Его забота разбивает мне сердце. Чувствую себя неблагодарной тварью. Мне по-прежнему сложно переживать, что из-за недоверия устроила нам ублюдские качели. Он их не заслуживал. И мою задницу спасать любой ценой тоже не должен.

В конце концов, я правда знала, на что иду.

— Я не о том, Слав.

Подбадриваю себя, сильнее сжимая его бедра. Мужской взгляд на секунду опускается. Потом он снова смотрит мне в глаза. Как бы отлично не маскировал все под напускным энтузиазмом, я ловлю тревогу.

Все не так радужно, как ты хочешь мне показать, ваша ебаная честь. Я вам нужна. Я это знаю.

Раз. Два. Три. Юля, давай. Три. Два. Раз…

— Ты сказал, что я могу не продолжать…

Меня сразу же сносит. Я читаю по глазам запрет продолжать. Лицо мужчины остается таким же, но мелочи — слишком красноречивы. Закаменевшие скулы. Миллион иголок во взгляде.

И все мне. Я напарываюсь на каждую, делая условный шаг по задуманному маршруту.

— Что я могу выйти, если…

— Я не так сказал, Юля, — его голос звучит ниже обычного и глуше. Меня продолжает сносить. Я по уши в своем страхе. И единственное, чего мне хочется — это отступить. Но нельзя. — Я сказал, что я тебя вывожу.

— Это не так важно, Слав. Я готова…

— Ты сейчас шутишь? — Он не дослушивает. Задав вопрос, напряженно ждет. После паузы сам же себе отвечает: — Нет. Не шутишь. — Тишина трещит его разочарованием во мне. Сложно выносить. Он берет себя в руки и рубит: — Это не обсуждается, Юля.

Возмущение заставляет несколько раз хлопнуть немыми губами. У меня даже дыхание учащается.

— Вопрос закрыт. — Он давит меня безжалостно. Я не знаю, откуда берется сопротивление.

Хочет встать, но я не даю. Ни руки свои снять. Ни уйти.

— Слава, нет. Не закрыт. Я не дура. Понимаю, что это не так просто, как ты подаешь. Тебе не наяривали бы день и ночь. Ты не проверял ли, сплю ли я, чтобы говорить по телефону честно. Я не хочу быть твоим слабым местом. Я могу им не быть.

Он молчит, сильнее сжимая челюсти. Во взгляде по-прежнему отборный мат. Его молчание определенно не означает, что я могу продолжать. Мне лучше заткнуться, но я не могу:

— Меня не пугает Смолин. Мне не сложно делать то, что я пообещала тебе делать. Ты воспринимаешь острее, чем…

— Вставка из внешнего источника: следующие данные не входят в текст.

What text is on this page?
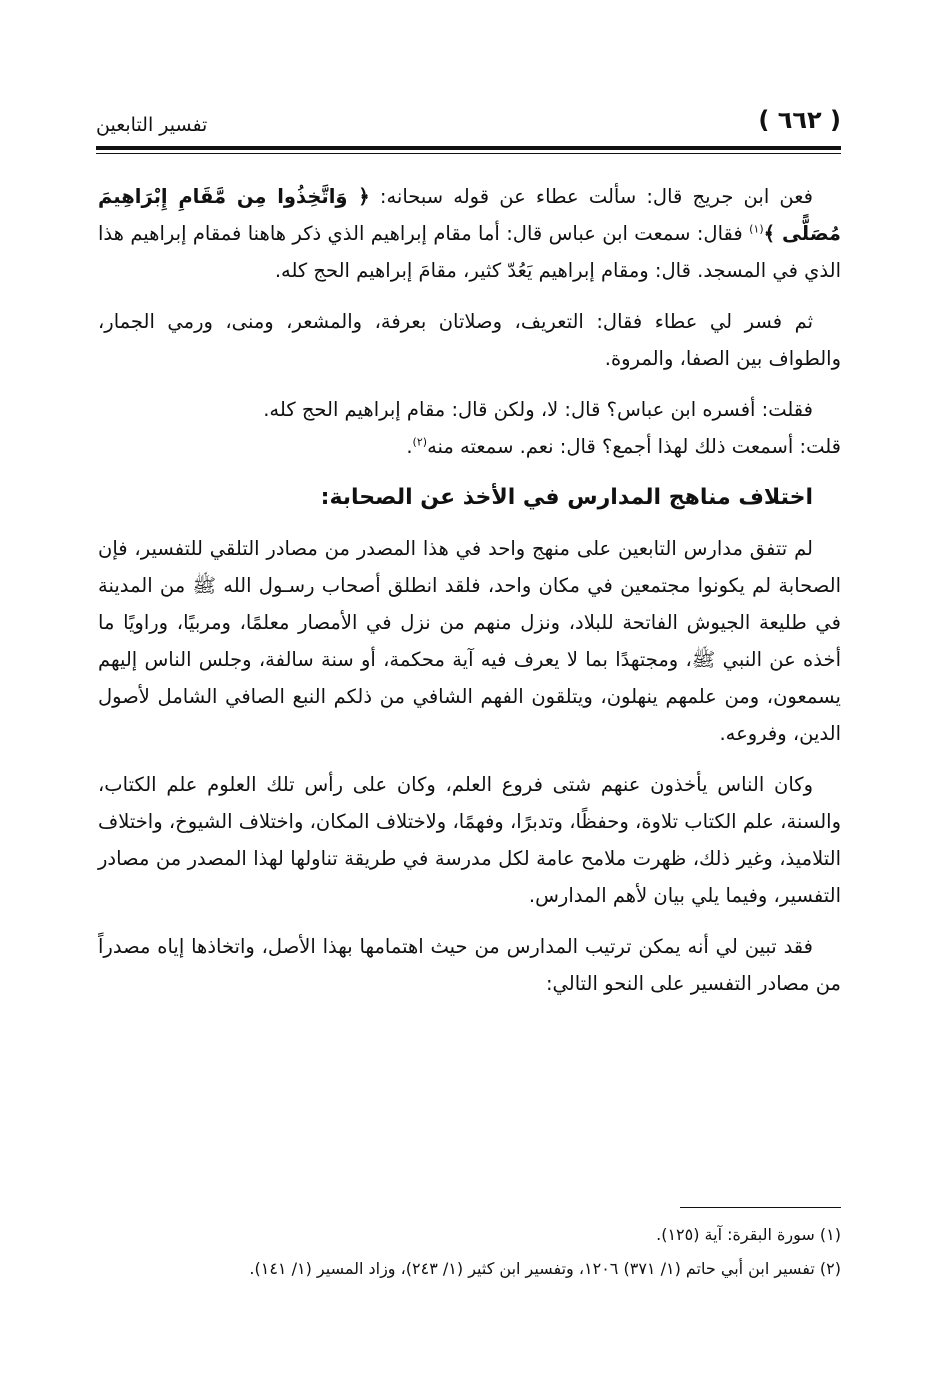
( ٦٦٢ )
تفسير التابعين

فعن ابن جريج قال: سألت عطاء عن قوله سبحانه: ﴿ وَاتَّخِذُوا مِن مَّقَامِ إِبْرَاهِيمَ مُصَلًّى ﴾$^{(١)}$ فقال: سمعت ابن عباس قال: أما مقام إبراهيم الذي ذكر هاهنا فمقام إبراهيم هذا الذي في المسجد. قال: ومقام إبراهيم يَعُدّ كثير، مقامَ إبراهيم الحج كله.

ثم فسر لي عطاء فقال: التعريف، وصلاتان بعرفة، والمشعر، ومنى، ورمي الجمار، والطواف بين الصفا، والمروة.

فقلت: أفسره ابن عباس؟ قال: لا، ولكن قال: مقام إبراهيم الحج كله.
قلت: أسمعت ذلك لهذا أجمع؟ قال: نعم. سمعته منه$^{(٢)}$.

اختلاف مناهج المدارس في الأخذ عن الصحابة:

لم تتفق مدارس التابعين على منهج واحد في هذا المصدر من مصادر التلقي للتفسير، فإن الصحابة لم يكونوا مجتمعين في مكان واحد، فلقد انطلق أصحاب رسـول الله ﷺ من المدينة في طليعة الجيوش الفاتحة للبلاد، ونزل منهم من نزل في الأمصار معلمًا، ومربيًا، وراويًا ما أخذه عن النبي ﷺ، ومجتهدًا بما لا يعرف فيه آية محكمة، أو سنة سالفة، وجلس الناس إليهم يسمعون، ومن علمهم ينهلون، ويتلقون الفهم الشافي من ذلكم النبع الصافي الشامل لأصول الدين، وفروعه.

وكان الناس يأخذون عنهم شتى فروع العلم، وكان على رأس تلك العلوم علم الكتاب، والسنة، علم الكتاب تلاوة، وحفظًا، وتدبرًا، وفهمًا، ولاختلاف المكان، واختلاف الشيوخ، واختلاف التلاميذ، وغير ذلك، ظهرت ملامح عامة لكل مدرسة في طريقة تناولها لهذا المصدر من مصادر التفسير، وفيما يلي بيان لأهم المدارس.

فقد تبين لي أنه يمكن ترتيب المدارس من حيث اهتمامها بهذا الأصل، واتخاذها إياه مصدراً من مصادر التفسير على النحو التالي:

(١) سورة البقرة: آية (١٢٥).
(٢) تفسير ابن أبي حاتم (١/ ٣٧١) ١٢٠٦، وتفسير ابن كثير (١/ ٢٤٣)، وزاد المسير (١/ ١٤١).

— Юля, хватит. — Терпение лопается, но я упрямо мотаю головой. Нет. Не хватит.

— Единственное, за что я боюсь — это за нас. Я дала слабину, это правда. Я чуть не разрушила наши с тобой отношения. Но это не связано со Смолиным. Это были мои личные сомнения. Моя неуверенность. Сейчас всё иначе. А его я не боялась никогда.

Закончив, вижу, что Слава закрывает глаза. От наполненного энтузиазмом судьи в отпуске нет и следа. Он собран. Он зол. Он… Честен.

Размыкает веки. Глаза черные-черные. Склоняется ближе. Сжимает мое лицо ладонями и не дает отвернуться.

Я своими прошу прислушаться. Очень-очень прошу. Молю даже.

— Я повторю еще раз и больше мы к этой теме не возвращаемся. Хорошо, солнце? — Он понижает голос и покрывает его коркой спокойствия. Я не киваю. Да он и не ждет. — Нет, Юля. Я не разрешил тебе выйти. Я тебя вывел. Решение принято. И оно не обсуждается. Тема закрыта.

Качнувшись вперед, он впечатывается губами мне в лоб. Я жмурюсь. Силы мощной волной уходят из тела. Мои пальцы соскальзывают с его колен. Тарнавский встает. Снова подходит к лестнице и уже оттуда командует:

— У нас флайборды, Юль. Собирайся.

* * *

В ушах гудит из-за перенапряжения. Я курсирую по спальне, уперев руки в бока и дышу огнем.

Пар не идет разве что из тех самых ушей, а в голове нон-стопом прокручивается очередной наш со Славой спор на, местами, повышенных тонах.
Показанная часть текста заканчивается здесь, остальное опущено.